Der Widerstand der Gewerkschaften ist massiv. Nach einem 48-stündigen Generalstreik am Dienstag und Mittwoch haben sie für Sonntag zu neuen Kundgebungen aufgerufen. Dann steht im Parlament die Abstimmung über den Haushalt an, der nun die neuen Sparmaßnahmen enthält.

"Im Öffentlichen Dienst herrschen Empörung und Aufruhr", sagt Petros Ketikidis von der Gewerkschaft Adedy. "Wir weigern uns, auch nur eine einzige Entlassung zu akzeptieren." Notfalls werde man auf ein Rezept aus den neunziger Jahren zurückgreifen, als die Regierung schon einmal öffentlich Bedienstete entlassen wollte. "Damals setzten wir uns durch, indem wir Treffen der Entscheidungsträger unterbunden haben. Wir sind bereit, dasselbe nun wieder zu tun", sagt Ketikidis.

Zum Konflikt um die Einsparungen kommt die weiterhin ungeklärte Frage, wie eine neue Lücke in den griechischen Staatsfinanzen geschlossen werden soll - was weitere Belastungen für die übrigen Euro-Länder bedeuten könnte. Hier liegen die Europäer laut einem griechischen Regierungsvertreter komplett mit dem IWF über Kreuz. "Die EZB und Berlin wollen keinerlei Verluste in Kauf nehmen. Der IWF hingegen besteht darauf, er könne weiteres Geld nur bewilligen, wenn die Tragfähigkeit der Schulden gesichert ist."

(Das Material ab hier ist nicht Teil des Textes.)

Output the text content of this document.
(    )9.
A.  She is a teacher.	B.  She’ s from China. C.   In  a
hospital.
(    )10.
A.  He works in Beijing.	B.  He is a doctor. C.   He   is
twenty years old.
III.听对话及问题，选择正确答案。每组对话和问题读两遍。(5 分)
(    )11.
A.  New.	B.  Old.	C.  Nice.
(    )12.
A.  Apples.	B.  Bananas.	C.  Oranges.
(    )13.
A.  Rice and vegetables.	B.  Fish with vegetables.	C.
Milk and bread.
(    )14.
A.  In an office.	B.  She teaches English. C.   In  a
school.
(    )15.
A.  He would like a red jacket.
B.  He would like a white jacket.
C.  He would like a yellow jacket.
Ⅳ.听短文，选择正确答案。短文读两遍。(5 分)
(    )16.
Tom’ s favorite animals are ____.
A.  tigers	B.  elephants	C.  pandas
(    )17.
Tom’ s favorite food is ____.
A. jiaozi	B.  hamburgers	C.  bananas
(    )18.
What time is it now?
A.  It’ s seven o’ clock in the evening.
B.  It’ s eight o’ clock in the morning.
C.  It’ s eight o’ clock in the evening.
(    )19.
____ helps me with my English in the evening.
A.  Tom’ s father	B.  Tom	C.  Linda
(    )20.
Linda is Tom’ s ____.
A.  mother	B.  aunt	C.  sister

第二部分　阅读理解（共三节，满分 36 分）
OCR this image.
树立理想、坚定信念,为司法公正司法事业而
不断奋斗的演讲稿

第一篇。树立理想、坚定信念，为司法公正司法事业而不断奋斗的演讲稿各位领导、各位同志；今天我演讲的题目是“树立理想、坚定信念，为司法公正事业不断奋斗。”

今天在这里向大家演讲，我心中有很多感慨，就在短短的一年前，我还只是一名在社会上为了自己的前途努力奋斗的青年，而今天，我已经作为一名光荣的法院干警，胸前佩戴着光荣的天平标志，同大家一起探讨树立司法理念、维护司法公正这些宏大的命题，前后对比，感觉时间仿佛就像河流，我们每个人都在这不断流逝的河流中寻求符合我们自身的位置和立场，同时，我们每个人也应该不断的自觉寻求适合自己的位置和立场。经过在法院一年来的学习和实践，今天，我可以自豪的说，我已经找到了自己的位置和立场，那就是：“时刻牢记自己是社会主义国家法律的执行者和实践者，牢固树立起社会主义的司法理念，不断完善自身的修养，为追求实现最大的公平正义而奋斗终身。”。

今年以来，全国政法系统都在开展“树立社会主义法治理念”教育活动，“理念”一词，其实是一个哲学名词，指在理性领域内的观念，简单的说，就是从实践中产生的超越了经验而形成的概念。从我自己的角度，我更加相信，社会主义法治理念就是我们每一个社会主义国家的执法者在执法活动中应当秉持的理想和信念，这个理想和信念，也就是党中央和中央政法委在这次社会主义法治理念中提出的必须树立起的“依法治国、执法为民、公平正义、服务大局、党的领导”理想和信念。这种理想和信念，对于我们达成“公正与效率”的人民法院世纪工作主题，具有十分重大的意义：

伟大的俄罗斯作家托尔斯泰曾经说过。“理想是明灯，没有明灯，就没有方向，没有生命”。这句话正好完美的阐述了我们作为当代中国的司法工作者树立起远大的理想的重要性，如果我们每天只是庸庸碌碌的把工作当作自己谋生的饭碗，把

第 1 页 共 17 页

Von der Krise der griechischen Dreierkoalition könnte vor allem das Linksbündnis Syriza profitieren. Laut einer aktuellen Umfrage glauben fast 60 Prozent der Griechen, dass im Fall von Neuwahlen derzeit Syriza gewinnen würde. "Die Regierung wird innerhalb weniger Monate fallen", sagt der Syriza-Abgeordnete Dimitris Papadimoulis. "Wir sind bereit zu regieren."

Premier Samaras jedoch hofft auf die Verabschiedung des Haushalts am Sonntag. Anschließend plant er in der kommenden Woche eine Reihe von Treffen mit Entscheidungsträgern in Brüssel. Diesmal soll es mehr als Schulterklopfen geben, Samaras will endlich die Zusage der neuen Finanzhilfen. Sind sie gesichert, könnte der Regierungschef das nächste Projekt angehen: eine Umbildung seines kriselnden Kabinetts.